Conhecimento é fundamental para chegar ao equilíbrio, e não há felicidade fundamentada sem equilíbrio. Conhecimento / equilíbrio / disciplina / felicidade; moto contínuo em qualquer ordem.

Toda sociedade que se perdeu na sua própria cegueira acabou em crise. Conceitos se transformam em vícios; vícios são incrivelmente destrutivos. Todos eles. Vício é fator limitador.

A bicicleta continua sendo um paradigma. Mistura o bem e o mal, tentação e repulsa. Sair da casca do automóvel é praticamente impossível para a grande maioria. Mas há um dogma aí, sutil, mas é um dogma.
Quem disse que se tem que abandonar o automóvel e que a resposta está exclusivamente na bicicleta? O que é o prazer e o que é a dor?
O dogma muito bem vendido está em não procurar um meio termo, uma normalidade. O dogma está na ambigüidade: bem ou mal.

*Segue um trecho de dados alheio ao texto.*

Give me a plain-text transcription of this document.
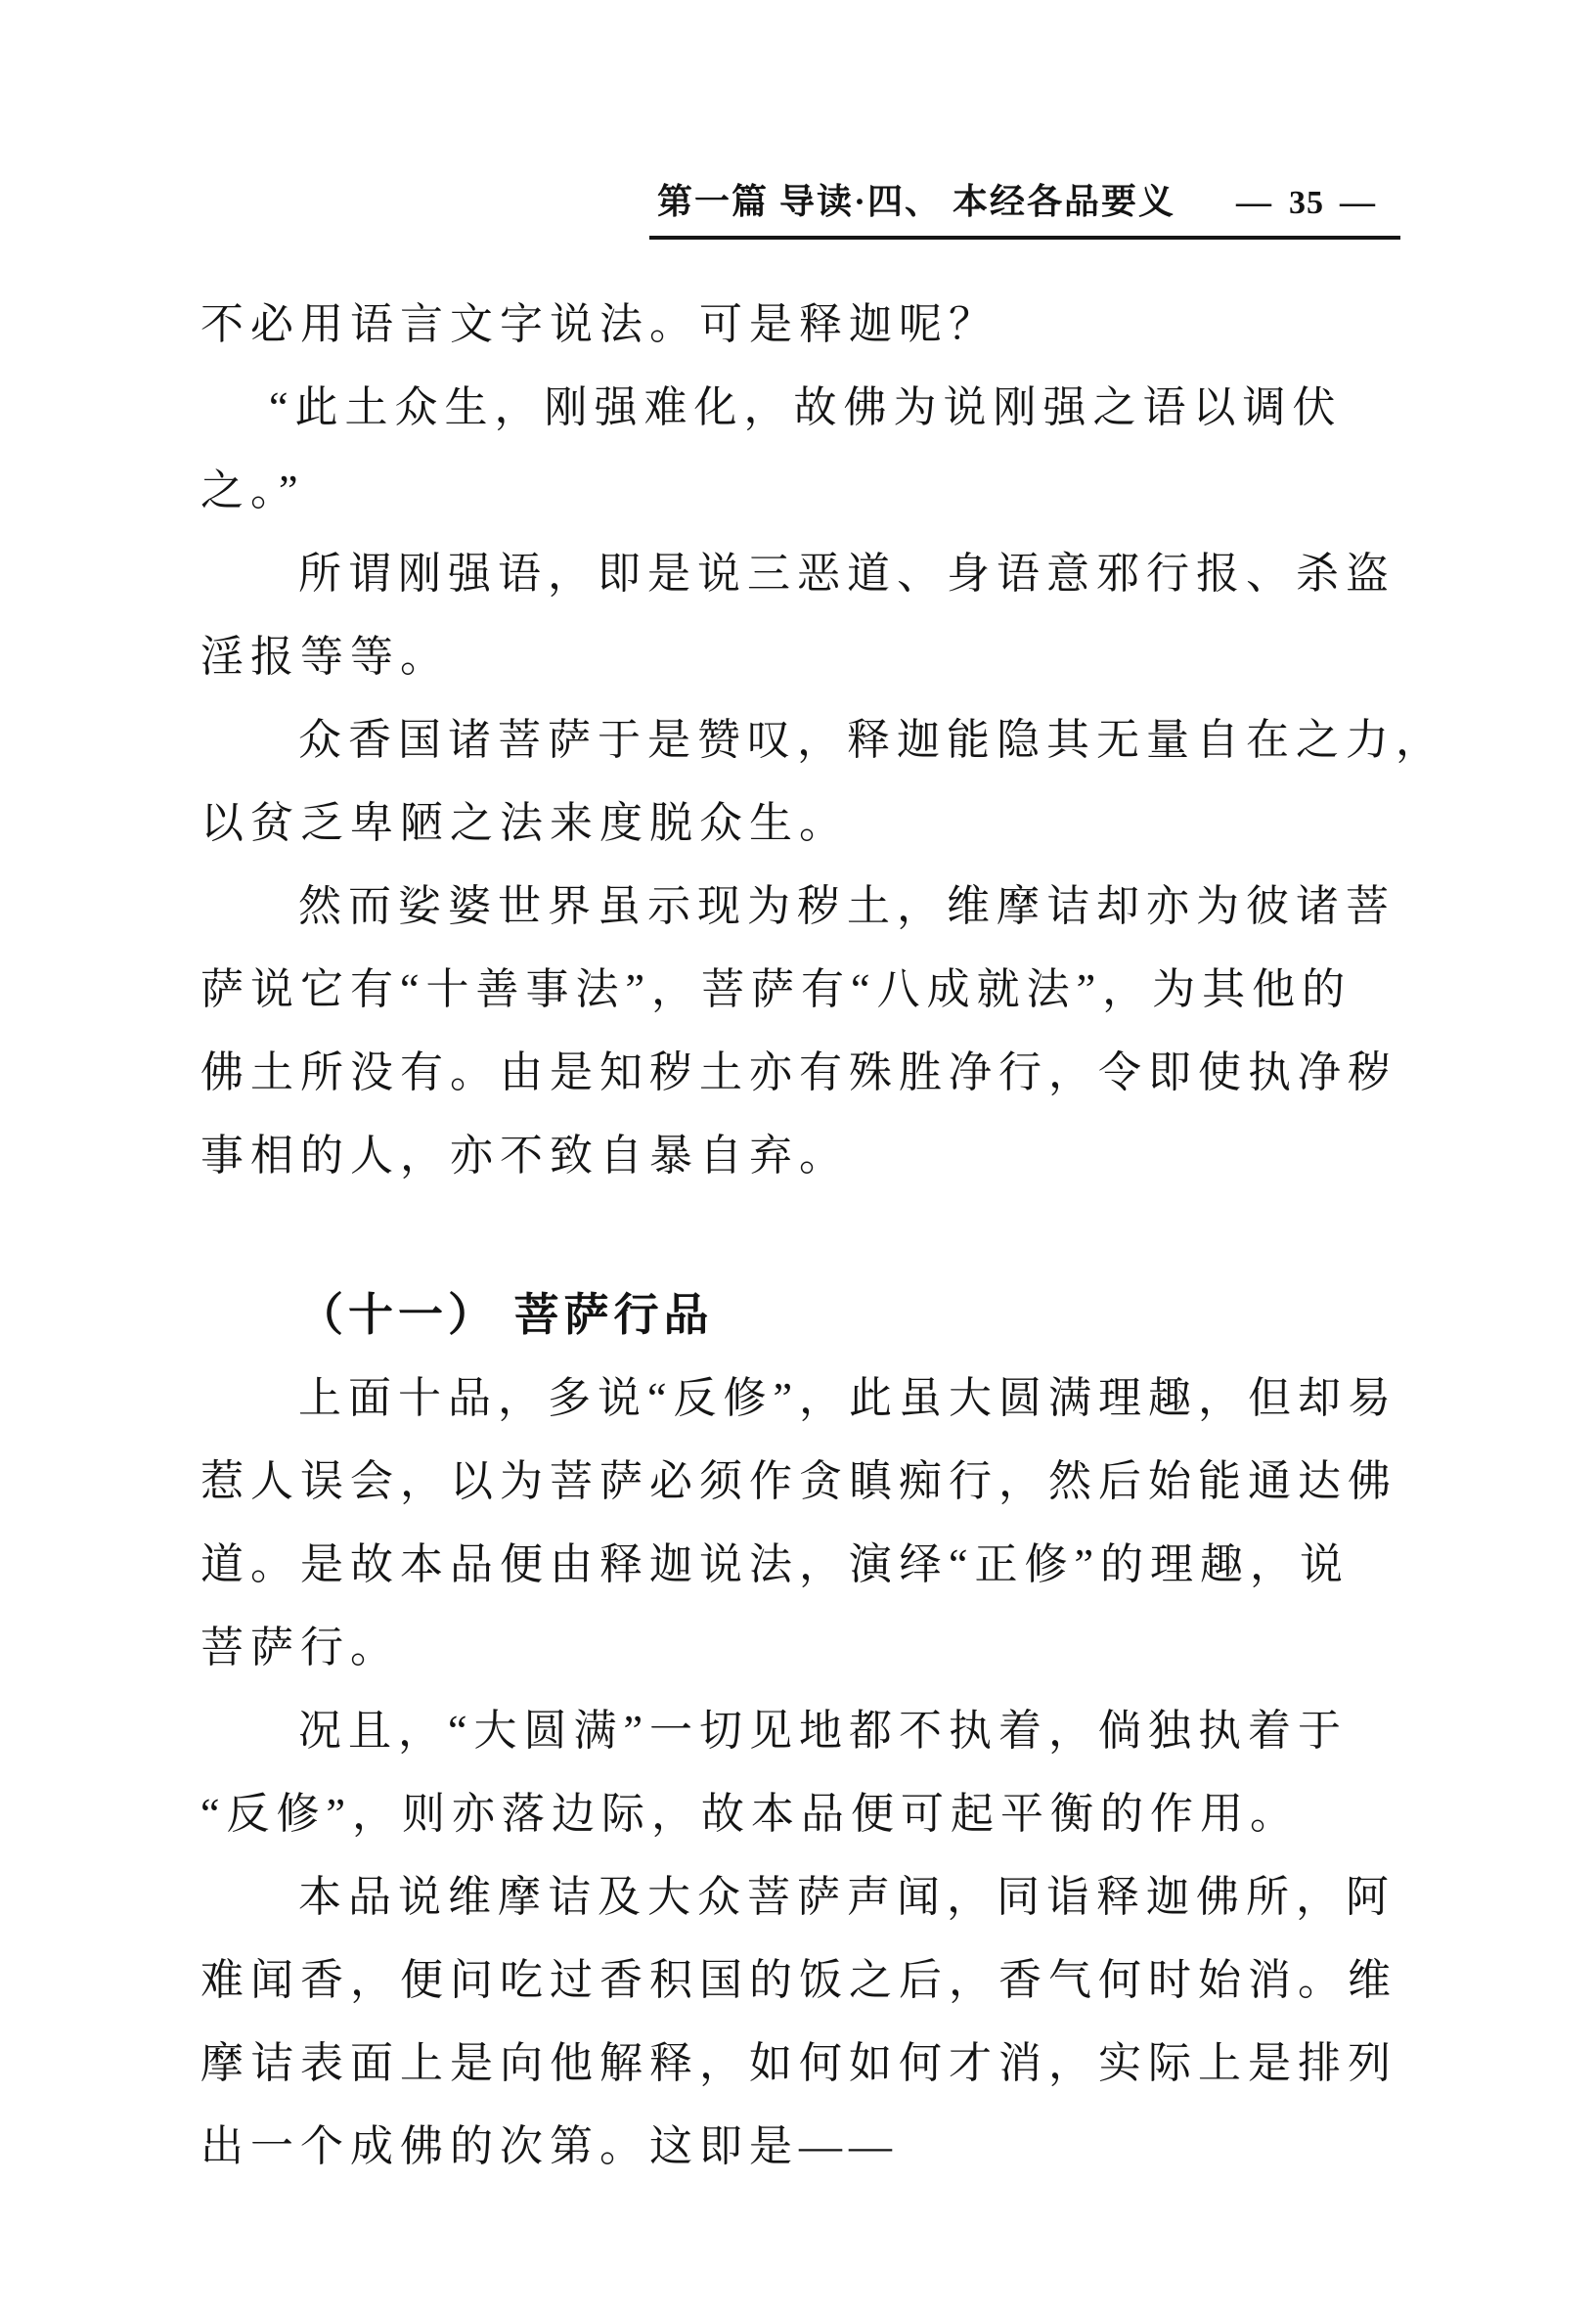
第一篇 导读·四、 本经各品要义 — 35 —
不必用语言文字说法。可是释迦呢？
“此土众生，刚强难化，故佛为说刚强之语以调伏
之。”
所谓刚强语，即是说三恶道、身语意邪行报、杀盗
淫报等等。
众香国诸菩萨于是赞叹，释迦能隐其无量自在之力，
以贫乏卑陋之法来度脱众生。
然而娑婆世界虽示现为秽土，维摩诘却亦为彼诸菩
萨说它有“十善事法”，菩萨有“八成就法”，为其他的
佛土所没有。由是知秽土亦有殊胜净行，令即使执净秽
事相的人，亦不致自暴自弃。
（十一） 菩萨行品
上面十品，多说“反修”，此虽大圆满理趣，但却易
惹人误会，以为菩萨必须作贪瞋痴行，然后始能通达佛
道。是故本品便由释迦说法，演绎“正修”的理趣，说
菩萨行。
况且，“大圆满”一切见地都不执着，倘独执着于
“反修”，则亦落边际，故本品便可起平衡的作用。
本品说维摩诘及大众菩萨声闻，同诣释迦佛所，阿
难闻香，便问吃过香积国的饭之后，香气何时始消。维
摩诘表面上是向他解释，如何如何才消，实际上是排列
出一个成佛的次第。这即是——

O recheio ninguém sabe muito bem o que é, que gosto tem.

"Sabe, a ferradura, aquela coisa que vai na pata do cavalo? Então, eu fui no Teatro Municipal e fiquei na ponta de uma das ferraduras, perto daqueles tubos do instrumento (órgão). O teatro é lindo, tem alguns andares de ferraduras...." Explicação dada por rapaz de classe média alta com formação universitária.... sóbrio.

Em nossa cultura pop não há lugar para nada mais que sorriso, sucesso, prazer. Vender óleo de fígado de bacalhau é dureza. Todos nos queremos ver lindos e formosos no espelho. Mas é difícil conseguir isto se o intestino não funcionar direito. E, acreditem, entre os dentes e o "feofó" há muito trabalho a ser realizado pelo corpo.

Vida boa vicia. Mas não deve cegar. Afinal, se quer moleza, senta no pudim - por isto foi criado o banco de gel.

 
página anterior »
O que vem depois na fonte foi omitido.